Teradyne (TER) reported first quarter earnings that beat the Zacks Consensus estimate by 8 cents. The company has a history of positive surprises, as evidenced by the net positive surprise of 12.75% in the four preceding quarters.

Revenue

Revenue of $329.6 million beat the Zacks Consensus by 9.1%, growing 23.4% sequentially and 173.3% year over year. It was also well over the guided range of $290-310 million. Revenues have been growing strongly over the past four quarters, although the triple-digit year-over-year growth was the first in this cycle.

Around 88% of revenue in the last quarter came from semiconductor testing platforms, while the balance came from system testing. The 46.5% sequential increase in the semiconductor business was fueled by broad-based strength across memory manufacturers and foundries. This was partially offset by the 42.7% decline in System testing.

Revenues in the quarter were driven by strength in Asia, with Asia excluding Japan increasing 39.4% sequentially and Japan increasing 23.4% sequentially. The U.S. and Europe declined 11.1% and 4.0%, respectively.

Orders

Orders were up 76.5% sequentially and 291.9% year over year. The sequential increase was driven by both Semiconductor and System segments, which increased 74.5% and 90.1%, respectively. Consequently, the book-to-bill ratio jumped from 1.13 in the Dec 2009 quarter to 1.62 in the last quarter. The strength in system orders, despite the revenue decline, indicates that the segment is turning around.

Margins

The pro forma gross margin was 52.6%, up 435 basis points (bps) sequentially and 2,399 bps year over year. The gross margin expansion is attributable to higher volumes and stronger pricing.
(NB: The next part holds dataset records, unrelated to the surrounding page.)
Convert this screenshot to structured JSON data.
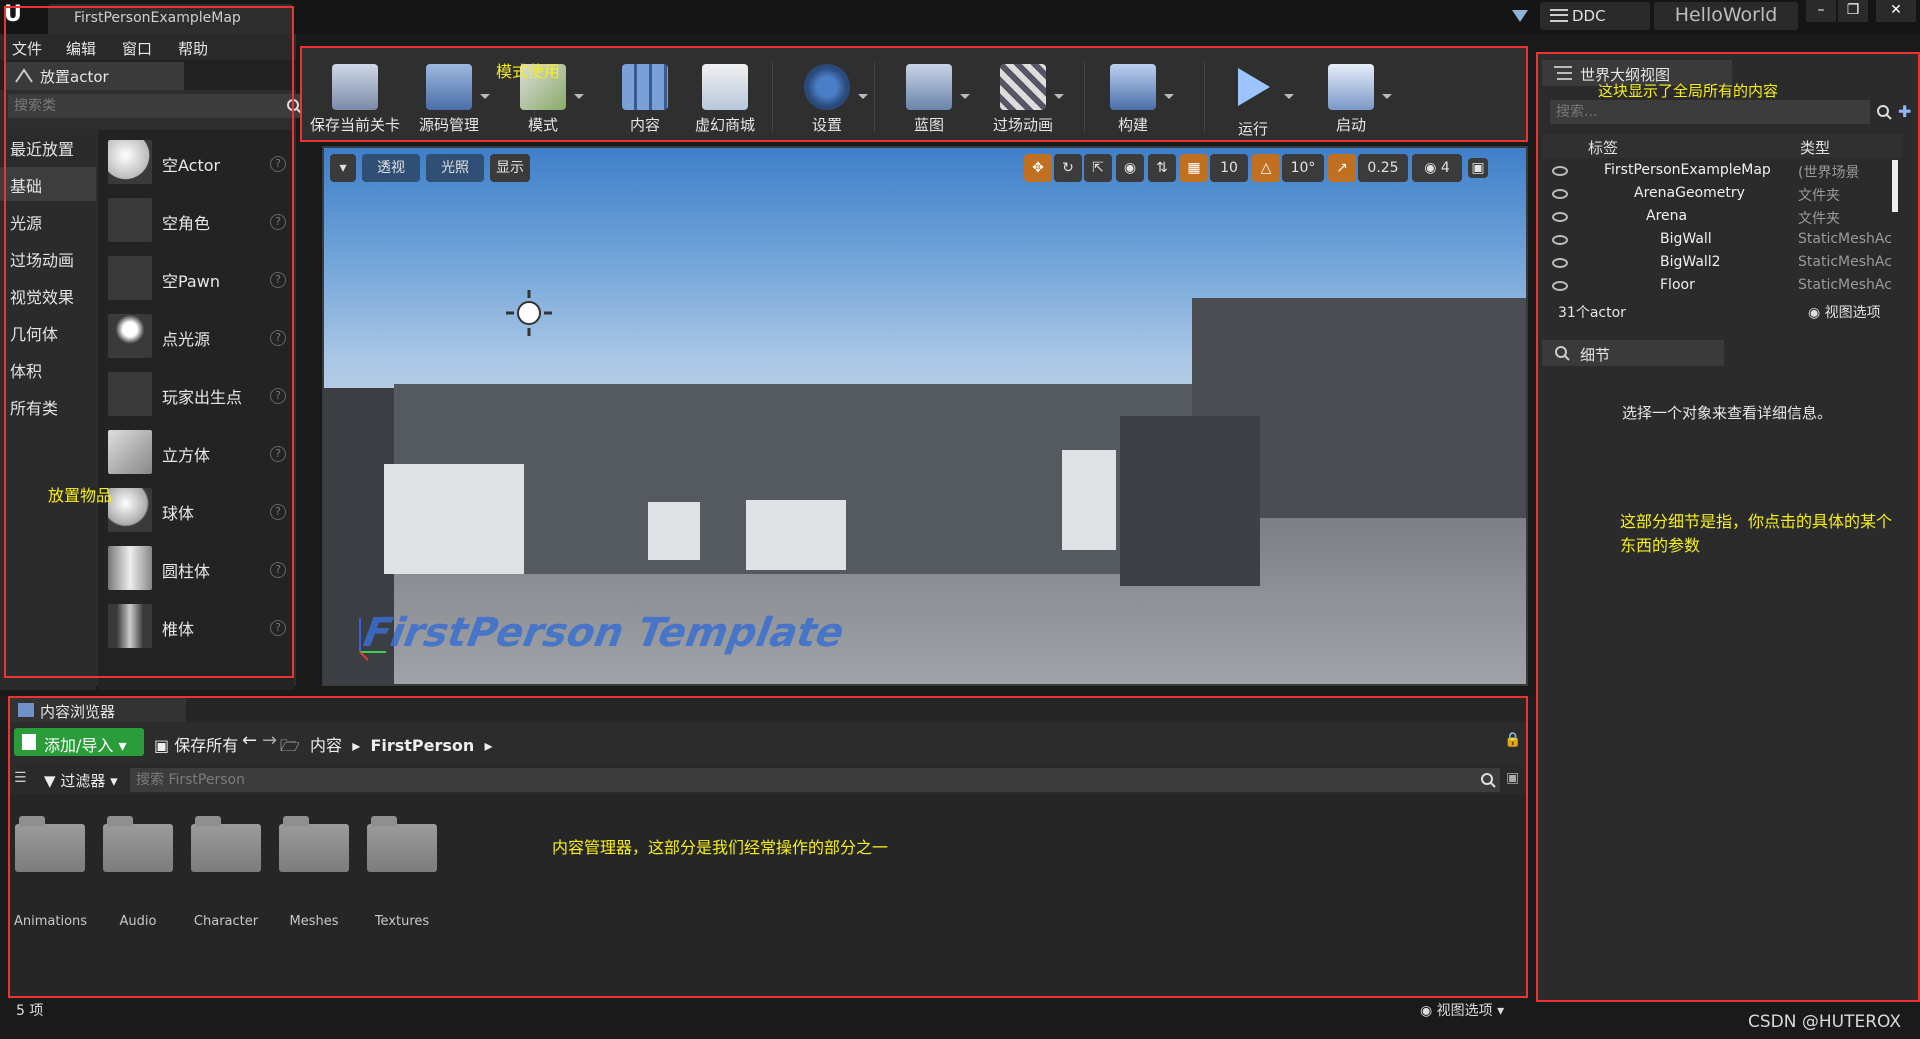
{
  "titlebar": {
    "map_tab": "FirstPersonExampleMap",
    "ddc": "DDC",
    "project": "HelloWorld"
  },
  "menu": [
    "文件",
    "编辑",
    "窗口",
    "帮助"
  ],
  "place_actor": {
    "tab": "放置actor",
    "search_placeholder": "搜索类",
    "categories": [
      "最近放置",
      "基础",
      "光源",
      "过场动画",
      "视觉效果",
      "几何体",
      "体积",
      "所有类"
    ],
    "actors": [
      "空Actor",
      "空角色",
      "空Pawn",
      "点光源",
      "玩家出生点",
      "立方体",
      "球体",
      "圆柱体",
      "椎体"
    ]
  },
  "toolbar": {
    "items": [
      "保存当前关卡",
      "源码管理",
      "模式",
      "内容",
      "虚幻商城",
      "设置",
      "蓝图",
      "过场动画",
      "构建",
      "运行",
      "启动"
    ]
  },
  "viewport": {
    "perspective": "透视",
    "lit": "光照",
    "show": "显示",
    "grid_snap": "10",
    "rot_snap": "10°",
    "scale_snap": "0.25",
    "cam_speed": "4",
    "floor_text": "FirstPerson Template"
  },
  "outliner": {
    "tab": "世界大纲视图",
    "search_placeholder": "搜索...",
    "col_label": "标签",
    "col_type": "类型",
    "rows": [
      {
        "name": "FirstPersonExampleMap",
        "type": "(世界场景"
      },
      {
        "name": "ArenaGeometry",
        "type": "文件夹"
      },
      {
        "name": "Arena",
        "type": "文件夹"
      },
      {
        "name": "BigWall",
        "type": "StaticMeshAc"
      },
      {
        "name": "BigWall2",
        "type": "StaticMeshAc"
      },
      {
        "name": "Floor",
        "type": "StaticMeshAc"
      }
    ],
    "actor_count": "31个actor",
    "view_options": "视图选项"
  },
  "details": {
    "tab": "细节",
    "message": "选择一个对象来查看详细信息。"
  },
  "content_browser": {
    "tab": "内容浏览器",
    "add_import": "添加/导入",
    "save_all": "保存所有",
    "crumb_root": "内容",
    "crumb_current": "FirstPerson",
    "filter": "过滤器",
    "search_placeholder": "搜索 FirstPerson",
    "folders": [
      "Animations",
      "Audio",
      "Character",
      "Meshes",
      "Textures"
    ],
    "item_count": "5 项",
    "view_options": "视图选项"
  },
  "annotations": {
    "modes": "模式使用",
    "place": "放置物品",
    "outliner": "这块显示了全局所有的内容",
    "details_1": "这部分细节是指，你点击的具体的某个",
    "details_2": "东西的参数",
    "content": "内容管理器，这部分是我们经常操作的部分之一"
  },
  "watermark": "CSDN @HUTEROX",
  "colors": {
    "annotation": "#f6f01a",
    "highlight_box": "#ee3333",
    "add_button": "#2a9d3a"
  }
}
The operating expenses were $104.9 million, up 13.5% sequentially. However, the operating margin expanded 712 bps sequentially and 7,721 bps year over year to 20.8%. This was possible because of the benefits of restructuring actions taken by management that resulted in significant declines in COGS, engineering & development and selling & administrative expenses as a percentage of sales. The leaner cost structure enabled significant margin expansion, as revenue increased in the last quarter.

Net Income

The pro forma net income was $58.7 million, or 17.8% net income margin, compared to $29.2 million, or 10.9% net income margin in the Dec 2009 quarter and a net loss of $68.2 million, or 56.5% net loss margin in the Mar quarter of 2009. Our pro forma estimate excludes inventory charges, restructuring charges and amortization of intangibles in the last quarter. Our pro forma estimate may not match management’s presentation due to the inclusion/exclusion of some items not considered by management.
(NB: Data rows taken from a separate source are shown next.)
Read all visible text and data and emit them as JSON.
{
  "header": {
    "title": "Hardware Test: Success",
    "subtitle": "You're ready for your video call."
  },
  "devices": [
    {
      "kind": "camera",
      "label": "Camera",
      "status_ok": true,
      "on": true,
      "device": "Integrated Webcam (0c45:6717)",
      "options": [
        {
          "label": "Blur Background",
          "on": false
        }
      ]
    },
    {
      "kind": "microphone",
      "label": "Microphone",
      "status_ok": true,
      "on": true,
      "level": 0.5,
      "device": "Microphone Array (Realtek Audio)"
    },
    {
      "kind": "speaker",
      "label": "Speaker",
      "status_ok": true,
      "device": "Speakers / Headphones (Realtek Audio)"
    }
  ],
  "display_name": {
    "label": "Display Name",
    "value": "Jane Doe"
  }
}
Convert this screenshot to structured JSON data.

Including the special items, GAAP net income was $50.1 million, or $0.22 per share, compared to income of $16.9 million, or $0.09 per share in the previous quarter and a loss of $90.7 million, or $0.53 per share, in the year-ago quarter.

Balance Sheet

The company has a fairly strong balance sheet, with cash and short-term investments of $460.5 million, which decreased by $3.2 million in the last quarter. The net cash balance was $318.0 million ($1.79 a share).
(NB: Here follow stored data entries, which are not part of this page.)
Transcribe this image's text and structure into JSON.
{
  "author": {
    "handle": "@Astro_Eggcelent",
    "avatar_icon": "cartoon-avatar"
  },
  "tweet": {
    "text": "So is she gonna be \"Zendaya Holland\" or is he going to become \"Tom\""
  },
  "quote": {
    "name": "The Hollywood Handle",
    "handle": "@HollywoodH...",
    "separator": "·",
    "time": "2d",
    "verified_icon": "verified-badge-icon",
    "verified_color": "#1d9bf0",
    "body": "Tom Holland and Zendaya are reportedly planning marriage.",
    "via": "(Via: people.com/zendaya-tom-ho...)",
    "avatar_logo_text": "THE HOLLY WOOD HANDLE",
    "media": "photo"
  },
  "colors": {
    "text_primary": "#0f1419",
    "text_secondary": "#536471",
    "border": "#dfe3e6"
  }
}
Inventories at quarter-end were down 7.3% sequentially, with inventory turns jumping up from 5.9X to 7.4X. DSOs were over 49 days, up from around 43 days, mostly due to the significantly higher revenues in the last quarter.

Guidance

Management provided revenue and EPS guidance for the second quarter of fiscal 2010. Accordingly, revenue is expected to come in at around $390-$420 million (up 18.3% to 27.4% sequentially). The company expects non-GAAP EPS of $0.45-$0.52 and GAAP EPS of $0.33-$0.40. This would be a 62.6% increase in GAAP earnings in the first quarter. The Zacks Consensus Estimate is currently $0.23, well below the guided range.